Grundsätzliche Bedeutung iS von § 160 Abs 2 Nr 1 SGG hat eine Rechtssache nur dann, wenn sie eine Rechtsfrage aufwirft, die - über den Einzelfall hinaus - aus Gründen der Rechtssicherheit oder der Fortbildung des Rechts einer Klärung durch das Revisionsgericht bedürftig und fähig ist. Ein Beschwerdeführer muss daher anhand des anwendbaren Rechts sowie unter Berücksichtigung der höchstrichterlichen Rechtsprechung und des Schrifttums angeben, welche Rechtsfragen sich stellen, dass diese noch nicht geklärt sind, weshalb eine Klärung aus Gründen der Rechtseinheit oder Fortbildung des Rechts erforderlich ist und dass das angestrebte Revisionsverfahren eine Klärung erwarten lässt.

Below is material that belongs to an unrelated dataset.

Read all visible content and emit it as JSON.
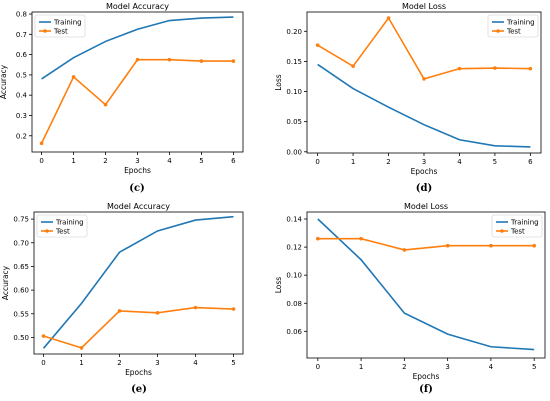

Um seiner Darlegungspflicht zu genügen, muss der Beschwerdeführer mithin Folgendes aufzeigen: (1) eine konkrete Rechtsfrage, (2) ihre (abstrakte) Klärungsbedürftigkeit, (3) ihre (konkrete) Klärungsfähigkeit sowie (4) die über den Einzelfall hinausgehende Bedeutung der von ihm angestrebten Entscheidung, also eine Breitenwirkung (BSG SozR 1500 § 160 Nr 17 und § 160a Nr 7, 11, 13, 31, 59, 65). Daran fehlt es hier.

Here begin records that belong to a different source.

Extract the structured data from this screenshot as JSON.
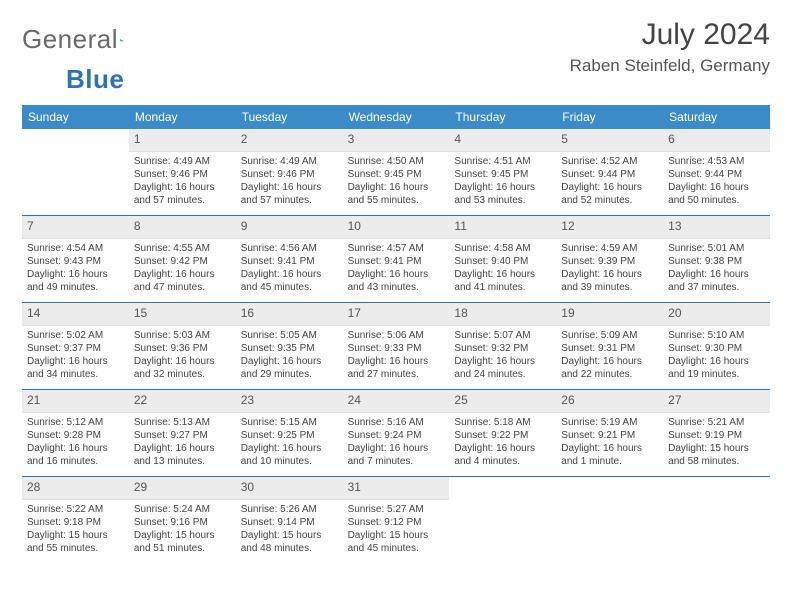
{
  "brand": {
    "general": "General",
    "blue": "Blue"
  },
  "title": "July 2024",
  "location": "Raben Steinfeld, Germany",
  "colors": {
    "headerBar": "#3b8bc9",
    "dayNumBg": "#ececec",
    "weekDivider": "#2f73b6",
    "brandGray": "#6a6a6a",
    "brandBlue": "#2f73b6"
  },
  "dow": [
    "Sunday",
    "Monday",
    "Tuesday",
    "Wednesday",
    "Thursday",
    "Friday",
    "Saturday"
  ],
  "weeks": [
    [
      {
        "n": "",
        "sr": "",
        "ss": "",
        "dl": ""
      },
      {
        "n": "1",
        "sr": "4:49 AM",
        "ss": "9:46 PM",
        "dl": "16 hours and 57 minutes."
      },
      {
        "n": "2",
        "sr": "4:49 AM",
        "ss": "9:46 PM",
        "dl": "16 hours and 57 minutes."
      },
      {
        "n": "3",
        "sr": "4:50 AM",
        "ss": "9:45 PM",
        "dl": "16 hours and 55 minutes."
      },
      {
        "n": "4",
        "sr": "4:51 AM",
        "ss": "9:45 PM",
        "dl": "16 hours and 53 minutes."
      },
      {
        "n": "5",
        "sr": "4:52 AM",
        "ss": "9:44 PM",
        "dl": "16 hours and 52 minutes."
      },
      {
        "n": "6",
        "sr": "4:53 AM",
        "ss": "9:44 PM",
        "dl": "16 hours and 50 minutes."
      }
    ],
    [
      {
        "n": "7",
        "sr": "4:54 AM",
        "ss": "9:43 PM",
        "dl": "16 hours and 49 minutes."
      },
      {
        "n": "8",
        "sr": "4:55 AM",
        "ss": "9:42 PM",
        "dl": "16 hours and 47 minutes."
      },
      {
        "n": "9",
        "sr": "4:56 AM",
        "ss": "9:41 PM",
        "dl": "16 hours and 45 minutes."
      },
      {
        "n": "10",
        "sr": "4:57 AM",
        "ss": "9:41 PM",
        "dl": "16 hours and 43 minutes."
      },
      {
        "n": "11",
        "sr": "4:58 AM",
        "ss": "9:40 PM",
        "dl": "16 hours and 41 minutes."
      },
      {
        "n": "12",
        "sr": "4:59 AM",
        "ss": "9:39 PM",
        "dl": "16 hours and 39 minutes."
      },
      {
        "n": "13",
        "sr": "5:01 AM",
        "ss": "9:38 PM",
        "dl": "16 hours and 37 minutes."
      }
    ],
    [
      {
        "n": "14",
        "sr": "5:02 AM",
        "ss": "9:37 PM",
        "dl": "16 hours and 34 minutes."
      },
      {
        "n": "15",
        "sr": "5:03 AM",
        "ss": "9:36 PM",
        "dl": "16 hours and 32 minutes."
      },
      {
        "n": "16",
        "sr": "5:05 AM",
        "ss": "9:35 PM",
        "dl": "16 hours and 29 minutes."
      },
      {
        "n": "17",
        "sr": "5:06 AM",
        "ss": "9:33 PM",
        "dl": "16 hours and 27 minutes."
      },
      {
        "n": "18",
        "sr": "5:07 AM",
        "ss": "9:32 PM",
        "dl": "16 hours and 24 minutes."
      },
      {
        "n": "19",
        "sr": "5:09 AM",
        "ss": "9:31 PM",
        "dl": "16 hours and 22 minutes."
      },
      {
        "n": "20",
        "sr": "5:10 AM",
        "ss": "9:30 PM",
        "dl": "16 hours and 19 minutes."
      }
    ],
    [
      {
        "n": "21",
        "sr": "5:12 AM",
        "ss": "9:28 PM",
        "dl": "16 hours and 16 minutes."
      },
      {
        "n": "22",
        "sr": "5:13 AM",
        "ss": "9:27 PM",
        "dl": "16 hours and 13 minutes."
      },
      {
        "n": "23",
        "sr": "5:15 AM",
        "ss": "9:25 PM",
        "dl": "16 hours and 10 minutes."
      },
      {
        "n": "24",
        "sr": "5:16 AM",
        "ss": "9:24 PM",
        "dl": "16 hours and 7 minutes."
      },
      {
        "n": "25",
        "sr": "5:18 AM",
        "ss": "9:22 PM",
        "dl": "16 hours and 4 minutes."
      },
      {
        "n": "26",
        "sr": "5:19 AM",
        "ss": "9:21 PM",
        "dl": "16 hours and 1 minute."
      },
      {
        "n": "27",
        "sr": "5:21 AM",
        "ss": "9:19 PM",
        "dl": "15 hours and 58 minutes."
      }
    ],
    [
      {
        "n": "28",
        "sr": "5:22 AM",
        "ss": "9:18 PM",
        "dl": "15 hours and 55 minutes."
      },
      {
        "n": "29",
        "sr": "5:24 AM",
        "ss": "9:16 PM",
        "dl": "15 hours and 51 minutes."
      },
      {
        "n": "30",
        "sr": "5:26 AM",
        "ss": "9:14 PM",
        "dl": "15 hours and 48 minutes."
      },
      {
        "n": "31",
        "sr": "5:27 AM",
        "ss": "9:12 PM",
        "dl": "15 hours and 45 minutes."
      },
      {
        "n": "",
        "sr": "",
        "ss": "",
        "dl": ""
      },
      {
        "n": "",
        "sr": "",
        "ss": "",
        "dl": ""
      },
      {
        "n": "",
        "sr": "",
        "ss": "",
        "dl": ""
      }
    ]
  ],
  "labels": {
    "sunrise": "Sunrise: ",
    "sunset": "Sunset: ",
    "daylight": "Daylight: "
  }
}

Der Kläger hat bereits keine konkrete Rechtsfrage hinreichend deutlich bezeichnet. Soweit er die Auffassung vertritt, das LSG habe insbesondere die Vorschrift des Art 77 Abs 2 Buchstabe b i EWGV 1408/71 unzutreffend ausgelegt und angewendet, hat er nicht hinreichend dargelegt, inwieweit dieses weiteren abstrakten Klärungsbedarf nach sich zieht. Seinem Vortrag ist zu entnehmen, dass der EuGH sich mehrfach mit der Frage der Anwendbarkeit dieser Vorschrift befasst hat. Dann hätte es jedoch weiterer Darlegungen bedurft, welcher Klärungsbedarf dennoch verblieben sei und welche Argumente im Einzelnen der EuGH bisher nicht berücksichtigt hat, die ihn veranlassen könnten seine bisherige Rechtsprechung zu überdenken. Keinesfalls genügt der Kläger seinen Darlegungspflichten, indem er lediglich seine Rechtsauffassung der des EuGH entgegenstellt.

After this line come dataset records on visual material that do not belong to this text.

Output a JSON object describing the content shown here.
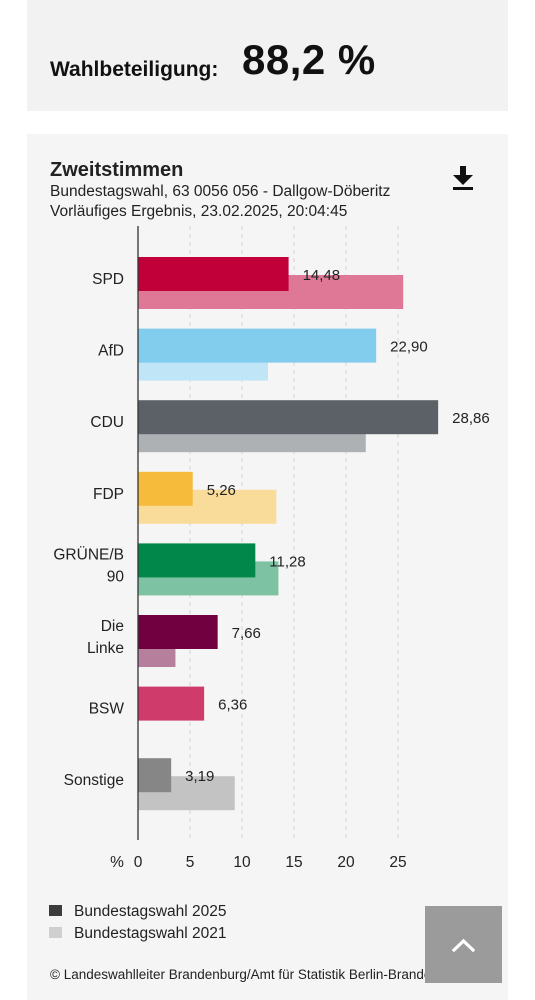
{
  "turnout": {
    "label": "Wahlbeteiligung:",
    "value": "88,2 %"
  },
  "chart_header": {
    "title": "Zweitstimmen",
    "subtitle": "Bundestagswahl, 63 0056 056 - Dallgow-Döberitz",
    "status": "Vorläufiges Ergebnis, 23.02.2025, 20:04:45"
  },
  "download": {
    "icon": "download-icon"
  },
  "chart_data": {
    "type": "bar",
    "orientation": "horizontal",
    "categories": [
      "SPD",
      "AfD",
      "CDU",
      "FDP",
      "GRÜNE/B 90",
      "Die Linke",
      "BSW",
      "Sonstige"
    ],
    "category_lines": [
      [
        "SPD"
      ],
      [
        "AfD"
      ],
      [
        "CDU"
      ],
      [
        "FDP"
      ],
      [
        "GRÜNE/B",
        "90"
      ],
      [
        "Die",
        "Linke"
      ],
      [
        "BSW"
      ],
      [
        "Sonstige"
      ]
    ],
    "series": [
      {
        "name": "Bundestagswahl 2025",
        "values": [
          14.48,
          22.9,
          28.86,
          5.26,
          11.28,
          7.66,
          6.36,
          3.19
        ],
        "labels": [
          "14,48",
          "22,90",
          "28,86",
          "5,26",
          "11,28",
          "7,66",
          "6,36",
          "3,19"
        ],
        "colors": [
          "#c1003a",
          "#82ccee",
          "#5b6167",
          "#f7bb3c",
          "#008749",
          "#700040",
          "#cf3b6b",
          "#868686"
        ]
      },
      {
        "name": "Bundestagswahl 2021",
        "values": [
          25.5,
          12.5,
          21.9,
          13.3,
          13.5,
          3.6,
          null,
          9.3
        ],
        "colors": [
          "#de7896",
          "#c0e5f6",
          "#aeb1b4",
          "#f9dc99",
          "#7dc3a3",
          "#b6809d",
          null,
          "#c3c3c3"
        ]
      }
    ],
    "x_unit": "%",
    "x_ticks": [
      0,
      5,
      10,
      15,
      20,
      25
    ],
    "xlim": [
      0,
      29.5
    ],
    "grid": true
  },
  "legend": {
    "items": [
      {
        "label": "Bundestagswahl 2025",
        "color": "#3c3c3c"
      },
      {
        "label": "Bundestagswahl 2021",
        "color": "#cfcfcf"
      }
    ]
  },
  "footer": {
    "credit": "© Landeswahlleiter Brandenburg/Amt für Statistik Berlin-Brandenburg"
  },
  "scroll_top": {
    "icon": "chevron-up-icon"
  }
}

Soweit der Kläger rügt, das LSG habe verfahrensfehlerhaft eine Vorlage nach Art 234 Buchstabe a EGV an den EuGH verweigert, fehlt es ebenfalls an den nach § 160a Abs 2 Satz 3 SGG erforderlichen Darlegungen. Er nimmt zu Unrecht an, nichtletztinstanzliche Gerichte - wie ein LSG - seien bei Zweifeln über die Auslegung von Gemeinschaftsrecht verpflichtet, die Sache dem EuGH vorzulegen. Eine solche Verpflichtung trifft nach Art 234 Abs 3 EGV aber nur letztinstanzliche Gerichte, andere Gerichte "können" vorlegen (Art 234 Abs 2 EGV). Verfahrensfehlerhaft wäre das LSG deshalb nur vorgegangen, wenn Instanzgerichte über die Vorlage nicht frei entscheiden könnten (für diese Befugnis aber BFHE 180, 231), sondern eine Ermessensentscheidung zu treffen hätten (so BSG, Beschluss vom 29. Januar 1991 - 7 BAr 48/90 - JURIS - und BVerwG NVwZ 1993, 770; vgl auch Loytved, SGb 2001, 1, 6) und hier ein Fall der Ermessensreduzierung auf Null vorläge. Der Kläger hat in der Beschwerdebegründung nicht aufgezeigt, dass sich das Ermessen des LSG hier zur Vorlagepflicht verdichtet hätte.

Die Verwerfung der nach alledem nicht formgerecht begründeten und somit unzulässigen Beschwerde erfolgt gemäß § 160a Abs 4 Satz 2 Halbsatz 2 iVm § 169 SGG ohne Hinzuziehung der ehrenamtlichen Richter.

Die Kostenentscheidung beruht auf entsprechender Anwendung des § 193 SGG.